Oren Bochman’s Blog

TL-DR rethinking 💭 topological alignment

Recently, I’ve been revisiting an old idea about creating a topological model of alignment. The machine translation task has been solved largely by using deep learning models. My idea was to leverage the unique structure of Wikipedia to learn to translate using non-parallel texts. The links in many case provide hints that could be used to tease out more and more word pairs and phrases that are translations.

Today I want to revisit this idea. I’m sure that even if it is only an idea, now I know more, like how to create embeddings for each language. How to make word sense embeddings, and how to create cross-language embeddings. This approach may be more feasible. I also learned how to represent a word as a word context pair.

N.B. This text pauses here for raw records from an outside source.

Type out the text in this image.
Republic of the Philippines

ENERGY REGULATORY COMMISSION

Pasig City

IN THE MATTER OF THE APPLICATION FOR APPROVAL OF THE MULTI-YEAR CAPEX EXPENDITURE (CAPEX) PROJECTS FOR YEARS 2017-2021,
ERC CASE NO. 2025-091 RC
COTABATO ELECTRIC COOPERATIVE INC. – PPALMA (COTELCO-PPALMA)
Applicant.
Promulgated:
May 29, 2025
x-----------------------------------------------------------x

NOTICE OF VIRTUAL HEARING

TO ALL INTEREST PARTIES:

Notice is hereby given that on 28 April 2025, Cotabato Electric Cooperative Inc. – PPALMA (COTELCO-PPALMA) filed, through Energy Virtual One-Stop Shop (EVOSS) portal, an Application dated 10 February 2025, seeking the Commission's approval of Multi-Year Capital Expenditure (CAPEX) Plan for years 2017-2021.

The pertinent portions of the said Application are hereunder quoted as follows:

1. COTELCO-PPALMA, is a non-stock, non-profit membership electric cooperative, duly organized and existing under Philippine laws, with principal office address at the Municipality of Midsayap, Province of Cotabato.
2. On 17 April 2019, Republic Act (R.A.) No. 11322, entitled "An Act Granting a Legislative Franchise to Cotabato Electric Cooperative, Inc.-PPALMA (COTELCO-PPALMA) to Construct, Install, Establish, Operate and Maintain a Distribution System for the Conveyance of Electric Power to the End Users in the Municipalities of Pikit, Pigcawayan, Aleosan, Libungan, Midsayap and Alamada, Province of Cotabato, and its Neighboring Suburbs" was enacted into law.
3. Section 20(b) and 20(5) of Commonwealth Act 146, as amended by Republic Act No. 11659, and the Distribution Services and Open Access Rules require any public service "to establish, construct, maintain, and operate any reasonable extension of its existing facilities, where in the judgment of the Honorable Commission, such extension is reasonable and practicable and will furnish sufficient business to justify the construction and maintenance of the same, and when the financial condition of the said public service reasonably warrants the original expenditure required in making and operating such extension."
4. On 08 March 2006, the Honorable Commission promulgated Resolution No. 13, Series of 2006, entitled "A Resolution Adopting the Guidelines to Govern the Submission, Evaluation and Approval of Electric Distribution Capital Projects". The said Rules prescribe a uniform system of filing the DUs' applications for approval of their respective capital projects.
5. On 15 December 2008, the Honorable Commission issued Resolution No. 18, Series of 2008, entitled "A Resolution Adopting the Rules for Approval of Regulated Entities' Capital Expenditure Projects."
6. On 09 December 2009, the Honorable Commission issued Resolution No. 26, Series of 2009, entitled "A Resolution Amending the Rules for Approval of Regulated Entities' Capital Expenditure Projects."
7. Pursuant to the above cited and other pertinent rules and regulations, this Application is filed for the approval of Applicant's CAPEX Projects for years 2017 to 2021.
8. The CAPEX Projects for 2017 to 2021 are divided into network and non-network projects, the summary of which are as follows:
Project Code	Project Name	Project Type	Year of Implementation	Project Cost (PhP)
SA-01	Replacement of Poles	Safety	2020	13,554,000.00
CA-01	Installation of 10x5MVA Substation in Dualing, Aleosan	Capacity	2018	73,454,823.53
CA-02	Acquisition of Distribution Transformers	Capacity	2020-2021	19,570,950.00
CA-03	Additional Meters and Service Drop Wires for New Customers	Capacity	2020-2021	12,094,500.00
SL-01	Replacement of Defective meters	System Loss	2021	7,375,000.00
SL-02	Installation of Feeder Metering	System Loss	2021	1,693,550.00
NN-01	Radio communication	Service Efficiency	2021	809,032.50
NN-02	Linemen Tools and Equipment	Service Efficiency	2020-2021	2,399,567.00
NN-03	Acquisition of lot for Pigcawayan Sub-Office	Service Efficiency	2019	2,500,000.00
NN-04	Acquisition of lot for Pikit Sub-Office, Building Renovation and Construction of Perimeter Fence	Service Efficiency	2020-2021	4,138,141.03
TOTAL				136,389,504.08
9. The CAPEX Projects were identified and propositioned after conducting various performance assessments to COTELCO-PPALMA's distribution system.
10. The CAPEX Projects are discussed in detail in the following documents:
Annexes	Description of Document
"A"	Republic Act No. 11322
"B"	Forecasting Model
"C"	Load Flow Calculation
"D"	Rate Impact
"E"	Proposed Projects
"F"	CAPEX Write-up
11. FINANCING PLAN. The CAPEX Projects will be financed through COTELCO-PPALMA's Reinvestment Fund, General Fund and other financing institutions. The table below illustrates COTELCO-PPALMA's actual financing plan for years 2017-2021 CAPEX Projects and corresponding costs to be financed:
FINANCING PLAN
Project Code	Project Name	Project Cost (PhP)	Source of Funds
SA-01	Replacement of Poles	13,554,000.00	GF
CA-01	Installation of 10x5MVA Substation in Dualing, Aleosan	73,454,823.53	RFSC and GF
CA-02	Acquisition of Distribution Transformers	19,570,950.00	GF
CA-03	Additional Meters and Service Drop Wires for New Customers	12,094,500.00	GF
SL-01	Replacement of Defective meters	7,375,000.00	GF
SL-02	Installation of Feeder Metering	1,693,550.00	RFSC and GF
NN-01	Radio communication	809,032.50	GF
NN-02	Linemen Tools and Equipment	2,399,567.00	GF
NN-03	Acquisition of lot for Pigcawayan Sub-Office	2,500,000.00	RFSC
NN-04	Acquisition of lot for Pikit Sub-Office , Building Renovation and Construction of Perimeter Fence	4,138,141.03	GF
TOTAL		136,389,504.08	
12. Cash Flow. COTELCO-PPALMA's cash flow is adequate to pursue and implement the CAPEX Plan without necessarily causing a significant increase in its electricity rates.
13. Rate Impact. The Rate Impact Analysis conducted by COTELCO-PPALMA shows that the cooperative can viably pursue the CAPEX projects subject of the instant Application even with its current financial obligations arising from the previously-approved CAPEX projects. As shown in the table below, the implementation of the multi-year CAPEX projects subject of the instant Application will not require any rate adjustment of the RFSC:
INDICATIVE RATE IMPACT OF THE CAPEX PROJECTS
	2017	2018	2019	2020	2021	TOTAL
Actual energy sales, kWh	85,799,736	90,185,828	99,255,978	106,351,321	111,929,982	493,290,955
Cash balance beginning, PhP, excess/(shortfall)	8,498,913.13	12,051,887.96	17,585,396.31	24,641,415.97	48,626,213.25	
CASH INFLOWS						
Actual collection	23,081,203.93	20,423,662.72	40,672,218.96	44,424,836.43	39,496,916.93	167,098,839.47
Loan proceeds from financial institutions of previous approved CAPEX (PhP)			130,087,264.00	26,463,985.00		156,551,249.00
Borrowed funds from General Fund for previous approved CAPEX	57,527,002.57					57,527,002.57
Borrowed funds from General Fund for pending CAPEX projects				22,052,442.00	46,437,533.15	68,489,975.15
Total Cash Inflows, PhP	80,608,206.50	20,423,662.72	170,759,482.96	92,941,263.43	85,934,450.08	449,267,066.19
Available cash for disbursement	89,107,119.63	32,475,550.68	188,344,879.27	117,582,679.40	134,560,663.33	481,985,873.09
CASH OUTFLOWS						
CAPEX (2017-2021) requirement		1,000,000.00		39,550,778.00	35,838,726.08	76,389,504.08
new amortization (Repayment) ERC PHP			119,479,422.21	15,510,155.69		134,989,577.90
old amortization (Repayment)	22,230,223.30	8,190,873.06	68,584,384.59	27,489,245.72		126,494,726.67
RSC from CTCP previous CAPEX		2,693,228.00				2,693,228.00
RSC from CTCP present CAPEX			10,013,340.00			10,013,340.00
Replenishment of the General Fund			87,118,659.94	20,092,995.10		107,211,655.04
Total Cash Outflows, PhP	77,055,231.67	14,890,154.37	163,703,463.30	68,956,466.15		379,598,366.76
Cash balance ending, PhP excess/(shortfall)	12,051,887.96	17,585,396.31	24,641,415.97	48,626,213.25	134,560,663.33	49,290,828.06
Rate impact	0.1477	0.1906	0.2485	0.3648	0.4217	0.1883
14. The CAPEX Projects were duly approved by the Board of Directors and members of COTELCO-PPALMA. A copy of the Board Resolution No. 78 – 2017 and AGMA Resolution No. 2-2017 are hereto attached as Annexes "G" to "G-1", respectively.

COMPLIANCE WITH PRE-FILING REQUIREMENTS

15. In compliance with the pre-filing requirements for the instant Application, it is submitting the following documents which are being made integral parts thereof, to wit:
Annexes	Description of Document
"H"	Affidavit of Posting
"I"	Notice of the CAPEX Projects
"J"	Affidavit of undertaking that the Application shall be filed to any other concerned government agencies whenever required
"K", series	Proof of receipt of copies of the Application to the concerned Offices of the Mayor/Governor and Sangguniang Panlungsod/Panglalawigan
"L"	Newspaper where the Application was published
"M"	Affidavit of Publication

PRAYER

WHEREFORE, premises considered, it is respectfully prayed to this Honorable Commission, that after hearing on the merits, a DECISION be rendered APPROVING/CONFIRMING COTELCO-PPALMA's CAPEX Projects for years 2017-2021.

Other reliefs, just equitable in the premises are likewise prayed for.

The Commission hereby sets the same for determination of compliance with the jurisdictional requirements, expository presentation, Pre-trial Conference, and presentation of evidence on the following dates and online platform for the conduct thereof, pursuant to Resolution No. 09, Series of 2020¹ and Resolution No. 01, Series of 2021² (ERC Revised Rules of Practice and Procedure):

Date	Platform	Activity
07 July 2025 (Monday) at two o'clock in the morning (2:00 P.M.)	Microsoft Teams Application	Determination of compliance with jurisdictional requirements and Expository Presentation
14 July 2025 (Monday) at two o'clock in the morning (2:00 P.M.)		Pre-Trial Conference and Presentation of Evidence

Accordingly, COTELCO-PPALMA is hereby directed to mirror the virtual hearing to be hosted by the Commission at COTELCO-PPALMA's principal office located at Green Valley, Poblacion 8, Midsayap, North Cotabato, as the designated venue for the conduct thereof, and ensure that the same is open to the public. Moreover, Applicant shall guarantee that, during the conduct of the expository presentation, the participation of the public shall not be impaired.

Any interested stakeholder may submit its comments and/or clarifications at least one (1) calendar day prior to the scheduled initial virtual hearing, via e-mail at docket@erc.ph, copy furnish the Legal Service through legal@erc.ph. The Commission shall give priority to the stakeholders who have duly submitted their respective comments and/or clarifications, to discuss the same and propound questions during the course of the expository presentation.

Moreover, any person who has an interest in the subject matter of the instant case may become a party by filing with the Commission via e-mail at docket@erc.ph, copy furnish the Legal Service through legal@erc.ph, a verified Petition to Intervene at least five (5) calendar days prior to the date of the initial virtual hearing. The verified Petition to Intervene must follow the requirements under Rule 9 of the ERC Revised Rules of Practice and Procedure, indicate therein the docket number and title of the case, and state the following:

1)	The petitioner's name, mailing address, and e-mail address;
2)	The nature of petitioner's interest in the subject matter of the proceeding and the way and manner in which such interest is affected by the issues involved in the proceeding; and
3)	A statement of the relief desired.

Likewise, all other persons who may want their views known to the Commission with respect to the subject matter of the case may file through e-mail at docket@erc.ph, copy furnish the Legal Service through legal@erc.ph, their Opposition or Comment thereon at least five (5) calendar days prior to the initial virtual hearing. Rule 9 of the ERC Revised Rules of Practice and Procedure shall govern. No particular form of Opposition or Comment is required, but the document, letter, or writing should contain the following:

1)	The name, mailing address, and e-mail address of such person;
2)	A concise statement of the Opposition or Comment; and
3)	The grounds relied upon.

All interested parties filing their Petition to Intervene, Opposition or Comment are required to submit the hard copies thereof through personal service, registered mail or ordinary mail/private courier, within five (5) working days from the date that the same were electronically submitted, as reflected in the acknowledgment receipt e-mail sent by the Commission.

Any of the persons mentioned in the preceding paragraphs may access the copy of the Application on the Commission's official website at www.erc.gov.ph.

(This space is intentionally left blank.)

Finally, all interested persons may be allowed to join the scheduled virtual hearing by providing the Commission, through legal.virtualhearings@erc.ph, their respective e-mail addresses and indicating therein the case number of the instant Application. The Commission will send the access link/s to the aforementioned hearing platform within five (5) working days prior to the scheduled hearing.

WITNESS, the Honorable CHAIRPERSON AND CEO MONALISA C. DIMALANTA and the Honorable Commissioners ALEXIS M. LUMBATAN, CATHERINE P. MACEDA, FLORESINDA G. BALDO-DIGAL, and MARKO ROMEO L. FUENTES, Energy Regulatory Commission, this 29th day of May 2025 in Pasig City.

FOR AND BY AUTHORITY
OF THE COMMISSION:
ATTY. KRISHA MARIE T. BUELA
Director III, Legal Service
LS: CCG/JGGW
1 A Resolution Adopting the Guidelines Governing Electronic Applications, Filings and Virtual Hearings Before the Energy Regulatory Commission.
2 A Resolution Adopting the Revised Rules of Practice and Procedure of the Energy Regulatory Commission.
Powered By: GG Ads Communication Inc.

This is an idea that might have been useful in the original version. We also have wiki data with even more cross-language information unavailable.

Landmarks in the text

On Tuesday, New York District Attorney Alvin Bragg announced that Luigi Mangione, 26, had been charged with first-degree murder in relation to the killing of UnitedHealthcare CEO Brian Thompson in Manhattan, New York, United States on December 4.

Figure 1

19 grudnia 2024 roku prokurator okręgowy Nowego Jorku Alvin Bragg ogłosił, że Luigi Mangione, 26 lat, został oskarżony o first-degree murder (morderstwo pierwszego stopnia) w związku z zabójstwem Briana Thompsona (dyrektora generalnego UnitedHealthcare) na Manhattanie 4 grudnia.

Figure 2

The Opening sentence from two stories in Wikinews with named entities highlighted. Although not makerd explicitly these matching landmarks induce a topology via neighborhoods on the remaining words that suggests which words and phrases might be in correspondence.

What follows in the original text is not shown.